The "R" in "WAR"
Replacement Level Killers, Dept.


Hardball Times has an article up discussing Replacement Level Player.  You might be surprised to find a few strong visuals in the piece.  For example:


... “replacement player” conjures a fuzzy image: a man who is good enough to play major league baseball, but only if the team can’t get somebody better. If Kemp got hurt and the Atlanta Braves called up a middling outfielder from Triple-A Gwinnett to fill in for 10 days, a zero-WAR performance is what you would expect; not a star player or a prospect, just a guy who can field his position and hit a little bit. He’s not going to win many games for you, but he won’t cost you many, either.


I don't think any of us Denizens have put it exactly that way, have we?  By this definition Boog Powell was "good enough to play ML baseball," at -0.1 WAR, though we'd have wanted somebody better.  Leonys wound up at -0.4, Tuffy Gosewich at -0.6, Taylor Motter at -0.6.  Generally it seemed that Dipoto did a good job of patching up the -0.x WAR hemorrhagining.


Hardball Times notes that if your whole roster was stuffed with nothing but 0.0 WAR players, you'd get 47.7 wins in the majors.  (Per their theories, of course.)  Does any team ever do worse than that?  Sure they do.  The 2003 Tigers went 43-119, well below "replacement level."  Here is that team's WAR chart, if you want to take a gander.


It is true that the Seattle Mariners' talent pyramid is Tall and Thin.  But if you slice the top 25 players off that pyramid, it's not thin at all.   There are only two players who got much time in 2017 who hurt the Mariners:  Valencia and Motter, and they hurt only barely.  Otherwise, the 2017 Mariners piled their AB's into nine guys who helped the team.

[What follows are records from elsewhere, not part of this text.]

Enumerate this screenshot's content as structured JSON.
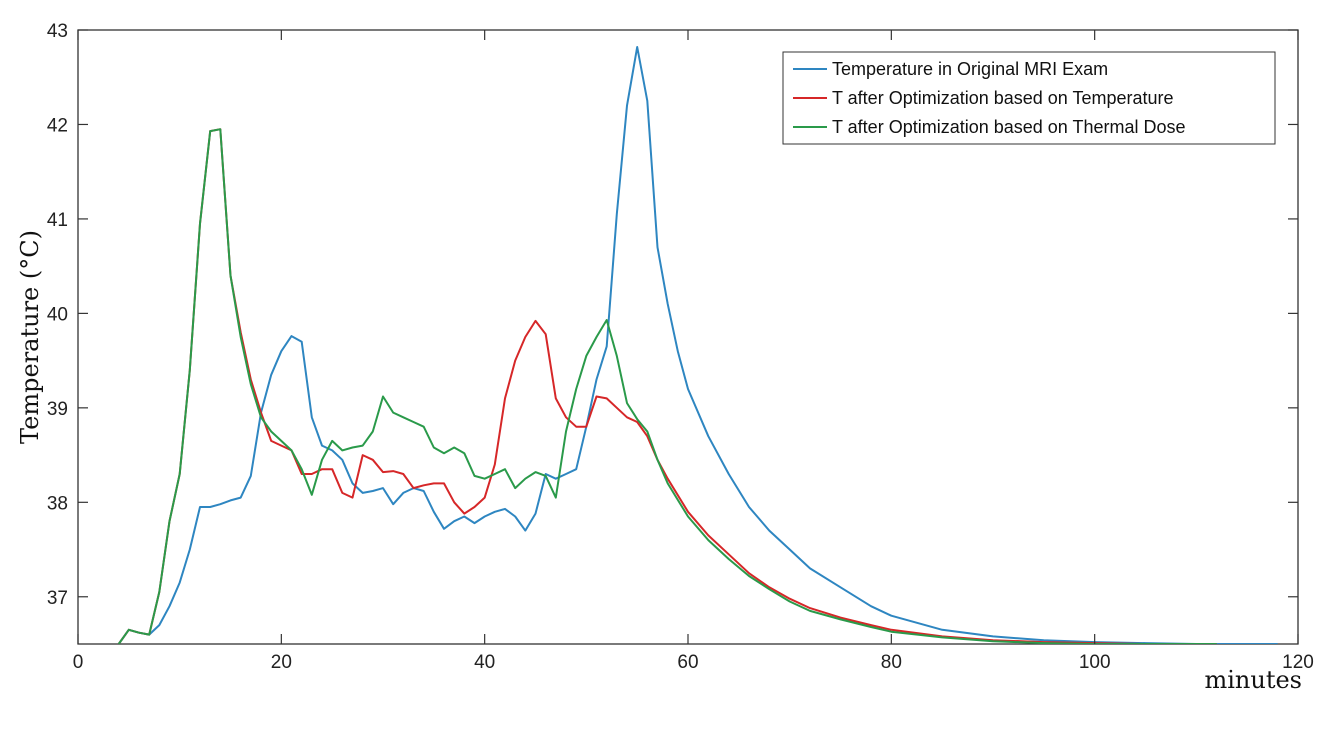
{
  "chart_data": {
    "type": "line",
    "xlabel": "minutes",
    "ylabel": "Temperature (°C)",
    "xlim": [
      0,
      120
    ],
    "ylim": [
      36.5,
      43
    ],
    "x_ticks": [
      0,
      20,
      40,
      60,
      80,
      100,
      120
    ],
    "x_tick_labels": [
      "0",
      "20",
      "40",
      "60",
      "80",
      "100",
      "120"
    ],
    "y_ticks": [
      37,
      38,
      39,
      40,
      41,
      42,
      43
    ],
    "y_tick_labels": [
      "37",
      "38",
      "39",
      "40",
      "41",
      "42",
      "43"
    ],
    "grid": false,
    "legend_position": "top-right",
    "colors": {
      "original": "#2e86c1",
      "temperature_opt": "#d62728",
      "dose_opt": "#2a9a4a"
    },
    "series": [
      {
        "name": "Temperature in Original MRI Exam",
        "color_key": "original",
        "x": [
          4,
          5,
          6,
          7,
          8,
          9,
          10,
          11,
          12,
          13,
          14,
          15,
          16,
          17,
          18,
          19,
          20,
          21,
          22,
          23,
          24,
          25,
          26,
          27,
          28,
          29,
          30,
          31,
          32,
          33,
          34,
          35,
          36,
          37,
          38,
          39,
          40,
          41,
          42,
          43,
          44,
          45,
          46,
          47,
          48,
          49,
          50,
          51,
          52,
          53,
          54,
          55,
          56,
          57,
          58,
          59,
          60,
          62,
          64,
          66,
          68,
          70,
          72,
          75,
          78,
          80,
          85,
          90,
          95,
          100,
          105,
          110,
          118
        ],
        "y": [
          36.5,
          36.65,
          36.62,
          36.6,
          36.7,
          36.9,
          37.15,
          37.5,
          37.95,
          37.95,
          37.98,
          38.02,
          38.05,
          38.28,
          38.95,
          39.35,
          39.6,
          39.76,
          39.7,
          38.9,
          38.6,
          38.55,
          38.45,
          38.2,
          38.1,
          38.12,
          38.15,
          37.98,
          38.1,
          38.15,
          38.12,
          37.9,
          37.72,
          37.8,
          37.85,
          37.78,
          37.85,
          37.9,
          37.93,
          37.85,
          37.7,
          37.88,
          38.3,
          38.25,
          38.3,
          38.35,
          38.8,
          39.3,
          39.65,
          41.05,
          42.2,
          42.82,
          42.25,
          40.7,
          40.1,
          39.6,
          39.2,
          38.7,
          38.3,
          37.95,
          37.7,
          37.5,
          37.3,
          37.1,
          36.9,
          36.8,
          36.65,
          36.58,
          36.54,
          36.52,
          36.51,
          36.5,
          36.5
        ]
      },
      {
        "name": "T after Optimization based on Temperature",
        "color_key": "temperature_opt",
        "x": [
          4,
          5,
          6,
          7,
          8,
          9,
          10,
          11,
          12,
          13,
          14,
          15,
          16,
          17,
          18,
          19,
          20,
          21,
          22,
          23,
          24,
          25,
          26,
          27,
          28,
          29,
          30,
          31,
          32,
          33,
          34,
          35,
          36,
          37,
          38,
          39,
          40,
          41,
          42,
          43,
          44,
          45,
          46,
          47,
          48,
          49,
          50,
          51,
          52,
          53,
          54,
          55,
          56,
          57,
          58,
          60,
          62,
          64,
          66,
          68,
          70,
          72,
          75,
          78,
          80,
          85,
          90,
          95,
          100,
          105,
          112
        ],
        "y": [
          36.5,
          36.65,
          36.62,
          36.6,
          37.05,
          37.8,
          38.3,
          39.4,
          40.95,
          41.93,
          41.95,
          40.4,
          39.8,
          39.3,
          38.95,
          38.65,
          38.6,
          38.55,
          38.3,
          38.3,
          38.35,
          38.35,
          38.1,
          38.05,
          38.5,
          38.45,
          38.32,
          38.33,
          38.3,
          38.15,
          38.18,
          38.2,
          38.2,
          38.0,
          37.88,
          37.95,
          38.05,
          38.4,
          39.1,
          39.5,
          39.75,
          39.92,
          39.78,
          39.1,
          38.9,
          38.8,
          38.8,
          39.12,
          39.1,
          39.0,
          38.9,
          38.85,
          38.7,
          38.45,
          38.25,
          37.9,
          37.65,
          37.45,
          37.25,
          37.1,
          36.98,
          36.88,
          36.78,
          36.7,
          36.65,
          36.58,
          36.54,
          36.52,
          36.51,
          36.5,
          36.5
        ]
      },
      {
        "name": "T after Optimization based on Thermal Dose",
        "color_key": "dose_opt",
        "x": [
          4,
          5,
          6,
          7,
          8,
          9,
          10,
          11,
          12,
          13,
          14,
          15,
          16,
          17,
          18,
          19,
          20,
          21,
          22,
          23,
          24,
          25,
          26,
          27,
          28,
          29,
          30,
          31,
          32,
          33,
          34,
          35,
          36,
          37,
          38,
          39,
          40,
          41,
          42,
          43,
          44,
          45,
          46,
          47,
          48,
          49,
          50,
          51,
          52,
          53,
          54,
          55,
          56,
          57,
          58,
          60,
          62,
          64,
          66,
          68,
          70,
          72,
          75,
          78,
          80,
          85,
          90,
          95,
          100,
          105,
          112
        ],
        "y": [
          36.5,
          36.65,
          36.62,
          36.6,
          37.05,
          37.8,
          38.3,
          39.4,
          40.95,
          41.93,
          41.95,
          40.4,
          39.75,
          39.25,
          38.9,
          38.75,
          38.65,
          38.55,
          38.35,
          38.08,
          38.45,
          38.65,
          38.55,
          38.58,
          38.6,
          38.75,
          39.12,
          38.95,
          38.9,
          38.85,
          38.8,
          38.58,
          38.52,
          38.58,
          38.52,
          38.28,
          38.25,
          38.3,
          38.35,
          38.15,
          38.25,
          38.32,
          38.28,
          38.05,
          38.75,
          39.2,
          39.55,
          39.75,
          39.93,
          39.55,
          39.05,
          38.88,
          38.75,
          38.45,
          38.2,
          37.85,
          37.6,
          37.4,
          37.22,
          37.08,
          36.95,
          36.85,
          36.76,
          36.68,
          36.63,
          36.57,
          36.53,
          36.51,
          36.5,
          36.5,
          36.5
        ]
      }
    ]
  }
}
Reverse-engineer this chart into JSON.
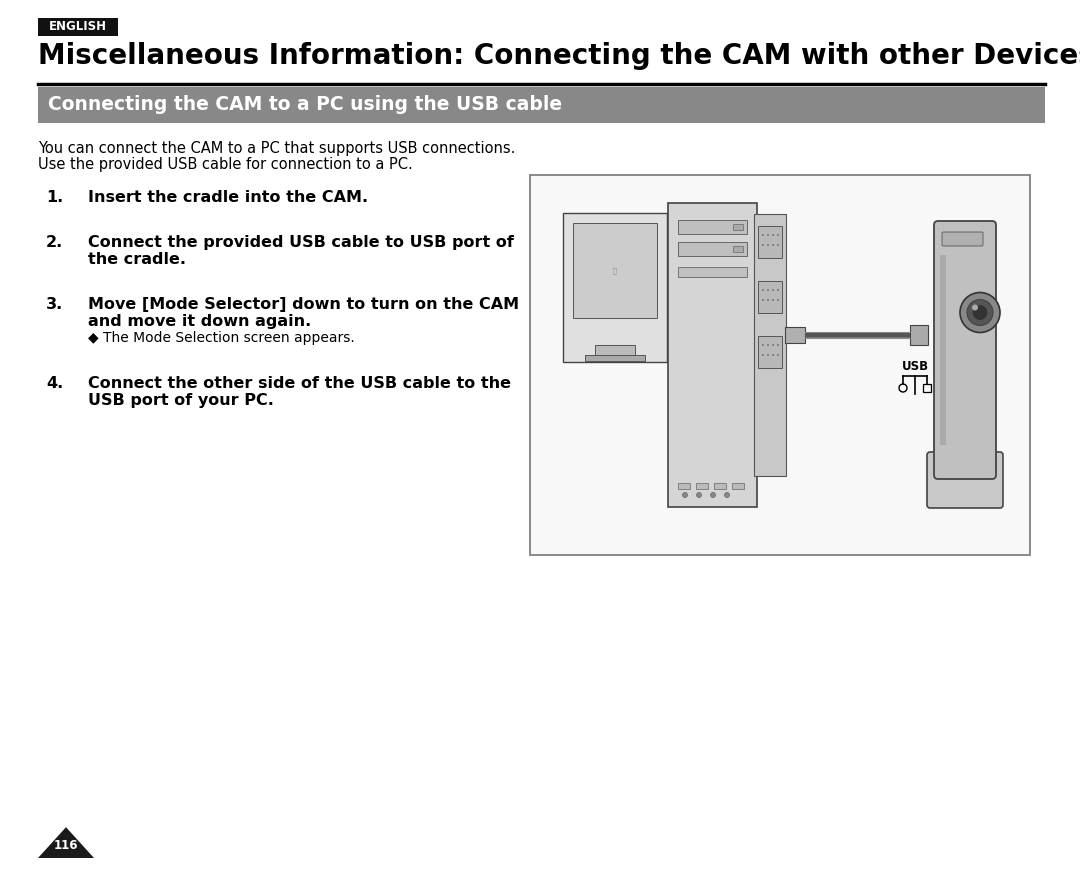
{
  "bg_color": "#ffffff",
  "english_label": "ENGLISH",
  "english_bg": "#111111",
  "english_text_color": "#ffffff",
  "main_title": "Miscellaneous Information: Connecting the CAM with other Devices",
  "main_title_fontsize": 20,
  "section_bg": "#888888",
  "section_title": "Connecting the CAM to a PC using the USB cable",
  "section_title_color": "#ffffff",
  "section_title_fontsize": 13.5,
  "intro_line1": "You can connect the CAM to a PC that supports USB connections.",
  "intro_line2": "Use the provided USB cable for connection to a PC.",
  "intro_fontsize": 10.5,
  "steps": [
    {
      "num": "1.",
      "bold": "Insert the cradle into the CAM.",
      "normal": "",
      "sub": ""
    },
    {
      "num": "2.",
      "bold": "Connect the provided USB cable to USB port of",
      "normal": "the cradle.",
      "sub": ""
    },
    {
      "num": "3.",
      "bold": "Move [Mode Selector] down to turn on the CAM",
      "normal": "and move it down again.",
      "sub": "◆ The Mode Selection screen appears."
    },
    {
      "num": "4.",
      "bold": "Connect the other side of the USB cable to the",
      "normal": "USB port of your PC.",
      "sub": ""
    }
  ],
  "step_fontsize": 11.5,
  "sub_fontsize": 10,
  "page_num": "116",
  "divider_color": "#000000"
}
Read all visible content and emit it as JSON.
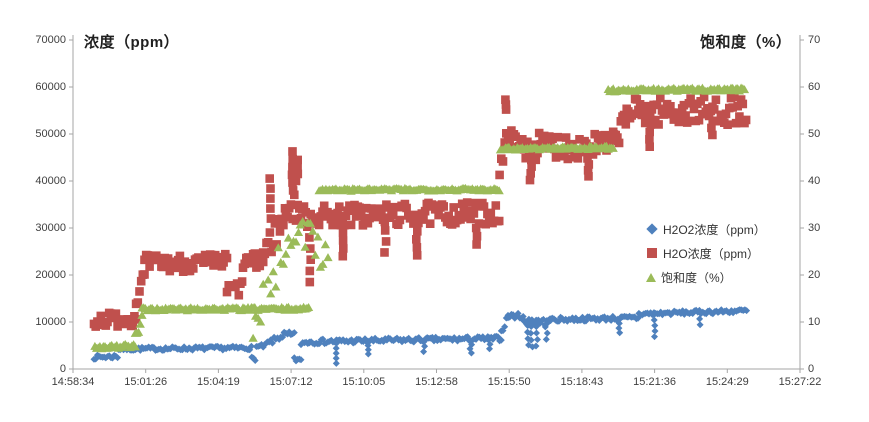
{
  "chart_data": {
    "type": "scatter",
    "ylabel_left": "浓度（ppm）",
    "ylabel_right": "饱和度（%）",
    "grid": "off",
    "legend_position": "middle-right",
    "x_axis": {
      "range_seconds": [
        0,
        1728
      ],
      "tick_seconds": [
        0,
        172.8,
        345.6,
        518.4,
        691.2,
        864,
        1036.8,
        1209.6,
        1382.4,
        1555.2,
        1728
      ],
      "tick_labels": [
        "14:58:34",
        "15:01:26",
        "15:04:19",
        "15:07:12",
        "15:10:05",
        "15:12:58",
        "15:15:50",
        "15:18:43",
        "15:21:36",
        "15:24:29",
        "15:27:22"
      ]
    },
    "y_left": {
      "min": 0,
      "max": 70000,
      "tick_labels": [
        "0",
        "10000",
        "20000",
        "30000",
        "40000",
        "50000",
        "60000",
        "70000"
      ]
    },
    "y_right": {
      "min": 0,
      "max": 70,
      "tick_labels": [
        "0",
        "10",
        "20",
        "30",
        "40",
        "50",
        "60",
        "70"
      ]
    },
    "plateau_summary": {
      "h2o2_levels_ppm": [
        2500,
        4300,
        6000,
        11300,
        12300
      ],
      "h2o_levels_ppm": [
        10500,
        22500,
        33000,
        47500,
        55000
      ],
      "saturation_levels_pct": [
        5,
        13,
        38,
        47,
        59.5
      ]
    },
    "series": [
      {
        "id": "h2o2",
        "name": "H2O2浓度（ppm）",
        "marker": "diamond",
        "color": "#4F81BD",
        "axis": "left",
        "segments": [
          [
            50,
            108,
            2500,
            2700,
            450
          ],
          [
            108,
            425,
            4250,
            4500,
            400
          ],
          [
            425,
            436,
            2300,
            2100,
            350
          ],
          [
            436,
            458,
            4700,
            4900,
            400
          ],
          [
            458,
            502,
            5200,
            7300,
            620
          ],
          [
            502,
            526,
            7300,
            7100,
            700
          ],
          [
            526,
            542,
            2400,
            1400,
            800
          ],
          [
            542,
            562,
            5500,
            5800,
            500
          ],
          [
            562,
            1018,
            5800,
            6500,
            520
          ],
          [
            1018,
            1034,
            7800,
            11200,
            600
          ],
          [
            1034,
            1070,
            11300,
            11300,
            550
          ],
          [
            1070,
            1135,
            9900,
            10100,
            750
          ],
          [
            1135,
            1345,
            10500,
            10900,
            480
          ],
          [
            1345,
            1602,
            11700,
            12400,
            430
          ]
        ],
        "spikes": [
          [
            625,
            5500,
            1200,
            5
          ],
          [
            700,
            5900,
            3200,
            4
          ],
          [
            835,
            6000,
            3700,
            3
          ],
          [
            945,
            6100,
            3400,
            4
          ],
          [
            990,
            6200,
            4300,
            3
          ],
          [
            1082,
            10600,
            5100,
            5
          ],
          [
            1090,
            10500,
            4700,
            5
          ],
          [
            1103,
            10400,
            4900,
            5
          ],
          [
            1125,
            10300,
            6300,
            4
          ],
          [
            1298,
            10700,
            7700,
            4
          ],
          [
            1382,
            11600,
            6900,
            5
          ],
          [
            1490,
            11900,
            9400,
            3
          ]
        ]
      },
      {
        "id": "h2o",
        "name": "H2O浓度（ppm）",
        "marker": "square",
        "color": "#C0504D",
        "axis": "left",
        "segments": [
          [
            50,
            150,
            10400,
            10800,
            1600
          ],
          [
            150,
            170,
            14500,
            20000,
            1600
          ],
          [
            170,
            366,
            22400,
            22700,
            1900
          ],
          [
            366,
            404,
            16900,
            17200,
            1700
          ],
          [
            404,
            452,
            22700,
            22900,
            1800
          ],
          [
            452,
            506,
            24500,
            32500,
            3200
          ],
          [
            506,
            545,
            34500,
            34000,
            3000
          ],
          [
            545,
            1014,
            32500,
            33200,
            2400
          ],
          [
            1014,
            1044,
            41000,
            54000,
            2600
          ],
          [
            1044,
            1286,
            47300,
            47600,
            2900
          ],
          [
            1286,
            1316,
            48500,
            53500,
            2400
          ],
          [
            1316,
            1602,
            54800,
            55000,
            3000
          ]
        ],
        "spikes": [
          [
            468,
            32000,
            40500,
            5
          ],
          [
            521,
            38000,
            46300,
            6
          ],
          [
            532,
            40000,
            44500,
            4
          ],
          [
            563,
            28000,
            18500,
            5
          ],
          [
            642,
            29000,
            24000,
            4
          ],
          [
            742,
            29500,
            24800,
            3
          ],
          [
            818,
            29300,
            24200,
            4
          ],
          [
            958,
            30000,
            26500,
            3
          ],
          [
            1028,
            55200,
            57300,
            3
          ],
          [
            1088,
            44500,
            40200,
            4
          ],
          [
            1224,
            44800,
            41000,
            4
          ],
          [
            1371,
            52000,
            47300,
            4
          ],
          [
            1520,
            52800,
            49800,
            3
          ]
        ]
      },
      {
        "id": "saturation",
        "name": "饱和度（%）",
        "marker": "triangle",
        "color": "#9BBB59",
        "axis": "right",
        "segments": [
          [
            52,
            148,
            4.8,
            5.0,
            0.5
          ],
          [
            148,
            164,
            6.5,
            10.5,
            1.3
          ],
          [
            164,
            560,
            12.8,
            12.9,
            0.35
          ],
          [
            428,
            540,
            10,
            33,
            4,
            6
          ],
          [
            540,
            610,
            28,
            26,
            5,
            6
          ],
          [
            585,
            1016,
            38.2,
            38.3,
            0.3
          ],
          [
            1016,
            1284,
            47.0,
            47.2,
            0.35
          ],
          [
            1272,
            1597,
            59.4,
            59.6,
            0.35
          ]
        ],
        "spikes": []
      }
    ]
  }
}
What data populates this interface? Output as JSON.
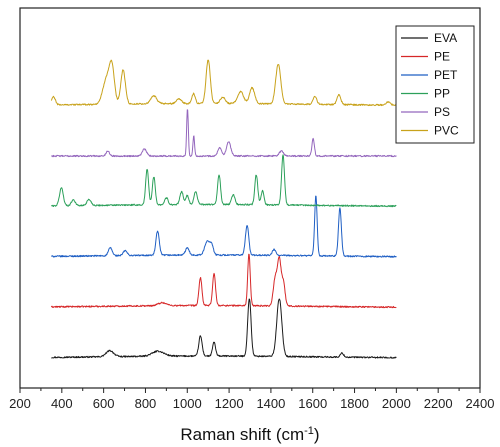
{
  "chart_data": {
    "type": "line",
    "title": "",
    "xlabel": "Raman shift (cm",
    "xlabel_sup": "-1",
    "xlabel_close": ")",
    "ylabel": "",
    "xlim": [
      200,
      2400
    ],
    "x_ticks": [
      200,
      400,
      600,
      800,
      1000,
      1200,
      1400,
      1600,
      1800,
      2000,
      2200,
      2400
    ],
    "y_axis": "no ticks or labels; spectra vertically offset",
    "grid": false,
    "legend_position": "top-right",
    "x_range_of_spectra": [
      350,
      2000
    ],
    "series": [
      {
        "name": "EVA",
        "color": "#1a1a1a",
        "offset": 0,
        "baseline": 2,
        "peaks": [
          [
            630,
            6,
            18
          ],
          [
            860,
            5,
            28
          ],
          [
            1063,
            20,
            8
          ],
          [
            1128,
            14,
            7
          ],
          [
            1297,
            58,
            8
          ],
          [
            1440,
            58,
            12
          ],
          [
            1740,
            4,
            8
          ]
        ]
      },
      {
        "name": "PE",
        "color": "#d62728",
        "offset": 1,
        "baseline": 2,
        "peaks": [
          [
            880,
            3,
            20
          ],
          [
            1063,
            28,
            7
          ],
          [
            1128,
            32,
            7
          ],
          [
            1295,
            52,
            6
          ],
          [
            1420,
            26,
            9
          ],
          [
            1440,
            46,
            9
          ],
          [
            1460,
            22,
            8
          ]
        ]
      },
      {
        "name": "PET",
        "color": "#1f5fc4",
        "offset": 2,
        "baseline": 2,
        "peaks": [
          [
            632,
            8,
            9
          ],
          [
            703,
            5,
            9
          ],
          [
            858,
            24,
            8
          ],
          [
            1000,
            7,
            9
          ],
          [
            1096,
            14,
            12
          ],
          [
            1117,
            9,
            8
          ],
          [
            1286,
            30,
            8
          ],
          [
            1415,
            6,
            8
          ],
          [
            1615,
            60,
            6
          ],
          [
            1730,
            48,
            7
          ]
        ]
      },
      {
        "name": "PP",
        "color": "#2ca05a",
        "offset": 3,
        "baseline": 2,
        "peaks": [
          [
            398,
            18,
            9
          ],
          [
            455,
            6,
            9
          ],
          [
            530,
            6,
            10
          ],
          [
            808,
            36,
            7
          ],
          [
            840,
            28,
            7
          ],
          [
            900,
            7,
            8
          ],
          [
            973,
            13,
            8
          ],
          [
            1000,
            9,
            7
          ],
          [
            1040,
            13,
            8
          ],
          [
            1152,
            30,
            7
          ],
          [
            1220,
            10,
            8
          ],
          [
            1330,
            30,
            7
          ],
          [
            1360,
            14,
            7
          ],
          [
            1458,
            50,
            7
          ]
        ]
      },
      {
        "name": "PS",
        "color": "#9467bd",
        "offset": 4,
        "baseline": 0,
        "peaks": [
          [
            620,
            5,
            8
          ],
          [
            795,
            7,
            10
          ],
          [
            1001,
            48,
            4
          ],
          [
            1031,
            20,
            4
          ],
          [
            1155,
            8,
            9
          ],
          [
            1198,
            14,
            10
          ],
          [
            1450,
            5,
            10
          ],
          [
            1602,
            17,
            6
          ]
        ]
      },
      {
        "name": "PVC",
        "color": "#c8a21b",
        "offset": 5,
        "baseline": 2,
        "peaks": [
          [
            360,
            8,
            9
          ],
          [
            615,
            26,
            18
          ],
          [
            640,
            32,
            12
          ],
          [
            693,
            34,
            11
          ],
          [
            840,
            8,
            14
          ],
          [
            960,
            5,
            12
          ],
          [
            1030,
            10,
            8
          ],
          [
            1100,
            44,
            10
          ],
          [
            1170,
            6,
            12
          ],
          [
            1255,
            12,
            14
          ],
          [
            1310,
            16,
            12
          ],
          [
            1435,
            40,
            12
          ],
          [
            1610,
            8,
            9
          ],
          [
            1725,
            10,
            9
          ],
          [
            1960,
            3,
            10
          ]
        ]
      }
    ]
  },
  "colors": {
    "axis": "#222222",
    "legend_border": "#222222"
  }
}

What do you do with this kind of paradigm?  The one that says, well, your 21st position player is wayyyyy better than mine.  But I'm going to go six months and only use ten.  It's a funny thing; back in the 1970's this is the kind of baseball I used to remember, one that put your nine against my nine.  I wonder if that's still feasible?  For Dipoto's sake, it better be.


Dr D



Looking at the 2003 Tigers I'm very glad to not have been a fan of them that year.  That's a feat.  5 players at less than .5 over, 18 listed at 0.0 and 7 less than .5 under.  30 players basically replacement level for them that year.  Phenomenal.  Seeing Kingsale and Bocachica combined for 162 the Below replacement zone. How about that great 2008 Mariners squad? 6 players less than .5 over, 21 listed at 0.0 and 8 less than .5 under, 35 in total.  Seeing 21 0.0's in a row on one team is kind of breathtaking. And I watched (less and less of) that garbage.  2017 was much more enjoyable.

There's sometimes talk of fighting spirit and what it means for a teams win total over a long season.  Look at those Tigers last 6 games and especially the second to last one.  An 8 run comeback that ensured they wouldn't take the modern record for losses from the '62 Mets.  This seems to me a good example A of the argument against attitude trumping talent.

I didn't look at the 62 Mets or 1899 Spiders individual WAR totals, remembering 2008 has taken a toll...

For me it is only the rotation that I'm seriously worried about the talent and depth.  A bit with the pen but it seems closer and help seems closer.  Starting 8 fielders are already a couple tweaks away from being a solid and deep group.  I guess the same is true of the rotation even but with much bigger (cost) tweaks.  I'm not buying in to a 1 offseason wolf pack switch.  I guess if anyone can do it, it could happen in Dipoto's trade show.  There are many starting candidates that I'll admit I know less about than I often do this time of year.  It has me less confident anyway.

SonicBOOM!'s picture

DiPoto says his great achievement of 2017 has been to reduce the average of the team... not to improve WAR, or any other calculated metric. Has anyone done ant analysis on the average of a team, vs. the league? Better to have a) Mature pitchers, or b) Aging hitters? I imagine the average AL lineup "out-ages" the average NL one, but.. within a league, does experience and guile really tend to win out over strength, speed, all those youthful attributes that start fading around the (tender) age of 27!